AC will concentrate on the presidential race and a few tight House and Senate contests. The American Action Network, which was active in the 2010 campaign, is targeting House races. The new Young Guns political action committee plans to support Republican House candidates. Americans for Prosperity, funded by the Koch brothers, stirs grass-roots activism.

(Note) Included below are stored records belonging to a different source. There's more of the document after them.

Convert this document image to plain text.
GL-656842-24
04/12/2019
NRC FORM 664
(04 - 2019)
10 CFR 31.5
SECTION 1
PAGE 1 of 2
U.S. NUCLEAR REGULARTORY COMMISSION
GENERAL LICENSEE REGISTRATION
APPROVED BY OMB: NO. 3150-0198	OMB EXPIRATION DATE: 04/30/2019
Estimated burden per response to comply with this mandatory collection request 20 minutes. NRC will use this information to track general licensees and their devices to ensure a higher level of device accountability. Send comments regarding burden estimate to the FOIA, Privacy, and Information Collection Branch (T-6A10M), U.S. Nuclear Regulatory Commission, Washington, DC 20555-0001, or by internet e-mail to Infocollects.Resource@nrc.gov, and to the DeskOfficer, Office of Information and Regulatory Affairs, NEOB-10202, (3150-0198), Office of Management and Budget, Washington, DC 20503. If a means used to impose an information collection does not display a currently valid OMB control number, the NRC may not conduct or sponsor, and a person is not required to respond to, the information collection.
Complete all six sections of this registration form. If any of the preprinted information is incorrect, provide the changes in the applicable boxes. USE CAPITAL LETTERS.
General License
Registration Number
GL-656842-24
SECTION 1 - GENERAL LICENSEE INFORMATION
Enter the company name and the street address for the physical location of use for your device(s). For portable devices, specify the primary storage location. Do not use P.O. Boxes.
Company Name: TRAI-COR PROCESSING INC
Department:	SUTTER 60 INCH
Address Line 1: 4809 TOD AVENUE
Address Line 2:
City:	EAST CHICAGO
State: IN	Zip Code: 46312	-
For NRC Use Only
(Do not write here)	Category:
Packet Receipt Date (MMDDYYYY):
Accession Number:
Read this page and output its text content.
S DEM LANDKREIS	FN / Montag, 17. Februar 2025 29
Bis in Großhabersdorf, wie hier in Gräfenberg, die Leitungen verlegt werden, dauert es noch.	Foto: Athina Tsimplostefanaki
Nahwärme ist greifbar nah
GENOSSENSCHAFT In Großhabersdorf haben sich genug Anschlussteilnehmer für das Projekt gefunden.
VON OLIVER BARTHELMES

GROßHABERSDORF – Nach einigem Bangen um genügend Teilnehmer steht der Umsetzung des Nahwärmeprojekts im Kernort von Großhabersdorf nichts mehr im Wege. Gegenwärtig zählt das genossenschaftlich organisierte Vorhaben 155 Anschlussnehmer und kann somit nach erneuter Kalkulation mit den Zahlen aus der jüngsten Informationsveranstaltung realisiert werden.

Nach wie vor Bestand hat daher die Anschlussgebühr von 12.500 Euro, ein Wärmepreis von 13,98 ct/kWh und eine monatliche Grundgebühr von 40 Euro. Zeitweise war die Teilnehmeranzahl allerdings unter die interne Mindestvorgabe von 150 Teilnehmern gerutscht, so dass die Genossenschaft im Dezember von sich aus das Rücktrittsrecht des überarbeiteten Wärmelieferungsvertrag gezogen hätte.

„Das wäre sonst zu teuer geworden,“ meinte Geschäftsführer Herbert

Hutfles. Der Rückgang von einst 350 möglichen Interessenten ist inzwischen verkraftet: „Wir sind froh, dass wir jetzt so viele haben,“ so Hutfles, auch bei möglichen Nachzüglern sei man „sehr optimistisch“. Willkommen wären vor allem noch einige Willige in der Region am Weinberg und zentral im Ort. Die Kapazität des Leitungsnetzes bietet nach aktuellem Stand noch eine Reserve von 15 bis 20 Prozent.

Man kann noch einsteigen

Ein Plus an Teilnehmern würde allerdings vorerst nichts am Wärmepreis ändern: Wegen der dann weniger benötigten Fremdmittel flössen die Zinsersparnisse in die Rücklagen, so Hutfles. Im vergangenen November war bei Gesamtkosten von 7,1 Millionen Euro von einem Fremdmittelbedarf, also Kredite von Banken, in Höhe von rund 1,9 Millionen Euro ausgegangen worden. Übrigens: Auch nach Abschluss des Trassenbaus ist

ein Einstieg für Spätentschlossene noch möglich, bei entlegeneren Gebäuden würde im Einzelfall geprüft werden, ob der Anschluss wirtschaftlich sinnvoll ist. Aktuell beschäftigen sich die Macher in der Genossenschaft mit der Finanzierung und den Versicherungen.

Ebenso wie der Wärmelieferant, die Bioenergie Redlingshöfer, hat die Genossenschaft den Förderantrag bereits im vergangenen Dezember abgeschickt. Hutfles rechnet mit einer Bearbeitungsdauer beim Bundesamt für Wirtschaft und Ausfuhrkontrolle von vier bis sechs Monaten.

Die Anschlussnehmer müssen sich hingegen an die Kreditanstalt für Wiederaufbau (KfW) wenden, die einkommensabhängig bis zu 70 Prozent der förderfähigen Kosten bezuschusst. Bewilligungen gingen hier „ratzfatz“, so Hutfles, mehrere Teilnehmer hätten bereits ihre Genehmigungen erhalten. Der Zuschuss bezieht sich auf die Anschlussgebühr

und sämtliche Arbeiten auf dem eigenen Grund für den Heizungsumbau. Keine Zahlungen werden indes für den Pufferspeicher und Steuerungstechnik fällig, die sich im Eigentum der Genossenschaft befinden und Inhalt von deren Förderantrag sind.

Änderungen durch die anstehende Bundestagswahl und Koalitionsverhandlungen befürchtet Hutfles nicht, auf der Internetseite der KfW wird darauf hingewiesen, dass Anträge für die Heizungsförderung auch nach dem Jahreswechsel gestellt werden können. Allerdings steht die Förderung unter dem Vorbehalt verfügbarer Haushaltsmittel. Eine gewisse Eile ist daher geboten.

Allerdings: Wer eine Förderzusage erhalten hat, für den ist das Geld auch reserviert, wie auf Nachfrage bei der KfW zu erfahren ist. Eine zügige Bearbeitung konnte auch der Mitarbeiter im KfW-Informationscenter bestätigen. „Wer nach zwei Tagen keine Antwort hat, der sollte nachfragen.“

A participant in the Weaver Terrace sessions describes them as "a meeting of equals." AC is not in charge, but its leaders have the highest profile. First as a Washington operative, then as head of the Republican Governors Association, Mr. Barbour was renowned for his fund-raising ability.

Federal election law prohibits the Republican National Committee (or, for that matter, the GOP nominee's campaign) from having any involvement with independent expenditure groups such as American Crossroads or the American Action Network. The RNC, rather, has the traditional role of providing the indispensable "ground game." It funds state Republican parties, conducts voter-registration drives, works closely with the presidential nominee's campaign, and organizes the 72-hour plan to get voters to polls on Election Day.

American Crossroads and its allies are the critical new players in the Republican campaign. Their coalition didn't exist during the 2008 presidential race. In 2012, they'll have a huge impact and not only on individual races. Labor unions, by bonding with liberal groups, have moved the country to the left. Pro-Republican groups like AC hope to move America to the right.

Mr. Barnes is executive editor of the Weekly Standard and a commentator on Fox News Channel.